Roland tensed. Titania had called him "my child" on many occasions. 

"A poor imitation, and nothing more." The voice answered. 

"Who are you?" Roland asked again. 

"You would know me best as the Sorcerer." 

"The Sorcerer? As in the only one, whose will the Fae seek?" Roland asked. His mind flipped anxiously through all the additional information Serafina had shared with him in the few days before the war. The Cetoans held that he had created the world, and then it had shattered… or something along those lines. His mind was fuzzy. Probably because he was dead, he thought sarcastically. 

A chuckle met his ears, causing Roland to color with embarrassment. 

"There have been many that call themselves by my name." The Sorcerer explained.

"And I'm dead, so now I get to meet you? Or at least talk to you…" Roland whirled in a slow circle, confirming that there was no one in sight.

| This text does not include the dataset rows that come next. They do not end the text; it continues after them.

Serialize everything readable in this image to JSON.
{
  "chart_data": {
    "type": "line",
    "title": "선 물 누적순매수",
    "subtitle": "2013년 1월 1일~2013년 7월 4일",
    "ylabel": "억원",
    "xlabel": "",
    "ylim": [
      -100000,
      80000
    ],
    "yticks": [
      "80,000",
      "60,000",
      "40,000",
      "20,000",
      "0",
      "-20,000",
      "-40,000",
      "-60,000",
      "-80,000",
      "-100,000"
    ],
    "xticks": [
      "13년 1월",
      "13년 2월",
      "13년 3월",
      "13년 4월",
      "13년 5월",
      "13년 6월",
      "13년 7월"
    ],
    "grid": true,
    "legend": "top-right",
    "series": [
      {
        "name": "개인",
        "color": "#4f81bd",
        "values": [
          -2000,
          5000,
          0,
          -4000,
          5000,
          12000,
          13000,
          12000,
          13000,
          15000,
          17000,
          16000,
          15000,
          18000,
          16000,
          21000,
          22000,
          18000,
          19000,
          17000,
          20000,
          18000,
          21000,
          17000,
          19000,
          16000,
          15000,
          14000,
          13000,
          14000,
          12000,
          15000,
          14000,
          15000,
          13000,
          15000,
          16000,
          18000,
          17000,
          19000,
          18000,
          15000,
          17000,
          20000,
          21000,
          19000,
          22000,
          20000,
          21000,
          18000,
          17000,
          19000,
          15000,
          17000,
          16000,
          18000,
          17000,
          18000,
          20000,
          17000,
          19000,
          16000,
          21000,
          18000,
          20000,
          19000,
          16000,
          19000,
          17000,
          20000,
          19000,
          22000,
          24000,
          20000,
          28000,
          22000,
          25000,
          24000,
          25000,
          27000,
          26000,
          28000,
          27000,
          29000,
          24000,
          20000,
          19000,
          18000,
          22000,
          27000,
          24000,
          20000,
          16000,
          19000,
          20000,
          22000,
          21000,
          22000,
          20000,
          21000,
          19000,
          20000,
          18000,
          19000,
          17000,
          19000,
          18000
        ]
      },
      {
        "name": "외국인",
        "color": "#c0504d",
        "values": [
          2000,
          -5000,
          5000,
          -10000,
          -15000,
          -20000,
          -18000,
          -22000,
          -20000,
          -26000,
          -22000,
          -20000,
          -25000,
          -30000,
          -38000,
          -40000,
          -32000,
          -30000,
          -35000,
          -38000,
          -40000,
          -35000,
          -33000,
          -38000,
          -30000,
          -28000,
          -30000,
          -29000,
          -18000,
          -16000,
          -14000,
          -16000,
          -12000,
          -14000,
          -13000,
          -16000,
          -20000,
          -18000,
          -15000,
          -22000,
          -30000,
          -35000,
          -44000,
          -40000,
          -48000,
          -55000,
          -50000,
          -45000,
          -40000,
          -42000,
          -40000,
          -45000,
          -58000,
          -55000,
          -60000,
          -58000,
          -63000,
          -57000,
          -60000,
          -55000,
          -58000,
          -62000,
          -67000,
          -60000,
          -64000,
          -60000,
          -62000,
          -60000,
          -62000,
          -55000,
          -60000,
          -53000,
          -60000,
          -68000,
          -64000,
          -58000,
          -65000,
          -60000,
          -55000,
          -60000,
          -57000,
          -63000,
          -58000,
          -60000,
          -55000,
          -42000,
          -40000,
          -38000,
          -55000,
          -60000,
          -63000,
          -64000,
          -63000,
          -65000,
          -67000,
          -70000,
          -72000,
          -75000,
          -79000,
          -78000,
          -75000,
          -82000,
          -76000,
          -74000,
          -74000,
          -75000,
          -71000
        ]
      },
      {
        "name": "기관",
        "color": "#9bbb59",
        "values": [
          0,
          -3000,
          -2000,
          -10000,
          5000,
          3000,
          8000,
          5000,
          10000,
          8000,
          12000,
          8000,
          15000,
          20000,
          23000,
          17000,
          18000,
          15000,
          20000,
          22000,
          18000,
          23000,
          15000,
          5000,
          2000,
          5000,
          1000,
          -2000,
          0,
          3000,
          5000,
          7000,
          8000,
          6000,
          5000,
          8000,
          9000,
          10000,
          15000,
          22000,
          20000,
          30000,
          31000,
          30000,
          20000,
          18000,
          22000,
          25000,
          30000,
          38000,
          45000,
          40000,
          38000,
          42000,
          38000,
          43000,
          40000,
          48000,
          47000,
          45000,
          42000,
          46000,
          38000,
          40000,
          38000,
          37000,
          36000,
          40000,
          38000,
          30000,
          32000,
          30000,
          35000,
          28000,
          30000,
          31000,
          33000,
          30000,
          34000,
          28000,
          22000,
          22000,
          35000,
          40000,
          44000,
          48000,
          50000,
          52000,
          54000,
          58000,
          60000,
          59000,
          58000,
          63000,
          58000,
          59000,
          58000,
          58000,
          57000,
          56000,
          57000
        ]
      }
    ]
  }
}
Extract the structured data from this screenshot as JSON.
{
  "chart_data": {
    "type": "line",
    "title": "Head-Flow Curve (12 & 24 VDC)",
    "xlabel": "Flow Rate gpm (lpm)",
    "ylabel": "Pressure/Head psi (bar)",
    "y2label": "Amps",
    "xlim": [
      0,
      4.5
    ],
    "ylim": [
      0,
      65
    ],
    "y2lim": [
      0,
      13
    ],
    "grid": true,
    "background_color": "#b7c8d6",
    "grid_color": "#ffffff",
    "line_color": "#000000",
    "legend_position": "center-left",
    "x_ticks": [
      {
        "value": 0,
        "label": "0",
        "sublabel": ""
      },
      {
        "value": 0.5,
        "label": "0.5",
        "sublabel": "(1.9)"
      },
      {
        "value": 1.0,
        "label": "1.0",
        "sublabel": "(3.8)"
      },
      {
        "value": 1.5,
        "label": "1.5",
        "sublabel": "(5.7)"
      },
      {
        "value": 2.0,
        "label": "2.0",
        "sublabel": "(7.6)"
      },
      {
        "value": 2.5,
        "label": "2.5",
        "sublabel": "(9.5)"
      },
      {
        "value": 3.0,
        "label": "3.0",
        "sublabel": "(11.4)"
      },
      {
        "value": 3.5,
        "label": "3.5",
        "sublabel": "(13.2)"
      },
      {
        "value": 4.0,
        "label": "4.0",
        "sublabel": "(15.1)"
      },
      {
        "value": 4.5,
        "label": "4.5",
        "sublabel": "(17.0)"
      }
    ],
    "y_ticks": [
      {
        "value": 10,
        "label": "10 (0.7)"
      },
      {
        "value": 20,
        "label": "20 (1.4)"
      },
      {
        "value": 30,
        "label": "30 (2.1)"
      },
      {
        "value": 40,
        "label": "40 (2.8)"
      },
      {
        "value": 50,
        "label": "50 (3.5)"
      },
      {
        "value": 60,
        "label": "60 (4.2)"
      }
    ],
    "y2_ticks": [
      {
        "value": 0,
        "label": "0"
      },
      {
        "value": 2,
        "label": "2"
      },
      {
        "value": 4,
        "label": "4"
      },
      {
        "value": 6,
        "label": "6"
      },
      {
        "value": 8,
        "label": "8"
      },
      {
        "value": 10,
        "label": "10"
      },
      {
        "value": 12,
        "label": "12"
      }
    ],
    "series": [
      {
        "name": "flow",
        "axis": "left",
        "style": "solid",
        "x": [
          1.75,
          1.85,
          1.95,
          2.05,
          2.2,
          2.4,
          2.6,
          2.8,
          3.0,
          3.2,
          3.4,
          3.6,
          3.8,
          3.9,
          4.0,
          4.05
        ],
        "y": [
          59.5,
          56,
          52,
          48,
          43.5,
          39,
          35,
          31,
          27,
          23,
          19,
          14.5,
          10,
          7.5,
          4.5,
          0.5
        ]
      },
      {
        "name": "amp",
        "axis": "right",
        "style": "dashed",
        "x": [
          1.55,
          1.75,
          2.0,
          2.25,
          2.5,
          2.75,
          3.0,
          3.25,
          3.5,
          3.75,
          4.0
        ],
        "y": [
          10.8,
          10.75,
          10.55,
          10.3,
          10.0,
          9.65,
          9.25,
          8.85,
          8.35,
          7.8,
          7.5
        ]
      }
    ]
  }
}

"Do you want to remain so?

"Remain dead? I'd rather not. This place is lovely," He quickly brushed over the faux pas, "I just would like to go home, to my wife, and my children." He paused here. If the Sorcerer could see as much as the Fae, then he would already know about…

"Yes," The voice interrupted his thoughts. "They are safe, but you must keep them so until the appointed time." 

"That's a phrase I've heard before and didn't like even a little bit," Roland grumbled. 

"You will receive help when it is needed." 

"That's comforting, I suppose." The man ducked his head. No matter whether the person he was speaking to was the Sorcerer or not, he was clearly insanely powerful, and Roland should hold his tongue and be more respectful. 

Then again, having his thoughts read meant that holding his tongue wouldn't mean all that much. His sarcastic attitude would come through anyway. It was probably the whole dying thing. That would make anyone a little bit cranky, wouldn't it? 

"You have yet more work to do." The Sorcerer relayed. 

"So that's it? I get to… come back to life?" Roland asked. Maybe that was just code for moving from this world back into his, except that he'd been thoroughly healed of the goblin's terrible wound. "No consequences from destroying the sacred things?" 

He hated to ask, but he also wanted to know. 

"They are sacred to the Fae because I made them. Pieces of each shattered world kept in the original. Without them, things will change."

 

"Change how?" A sinking feeling hit Roland in the stomach. 

"You already know, but do not yet understand." 

That was incredibly helpful. He opened his mouth to ask more, to pour out every question that Gwen had ever evaded the answers to…

"It is of little use to ask such things. You will not remember this, until the appointed time. Go now. You are missed.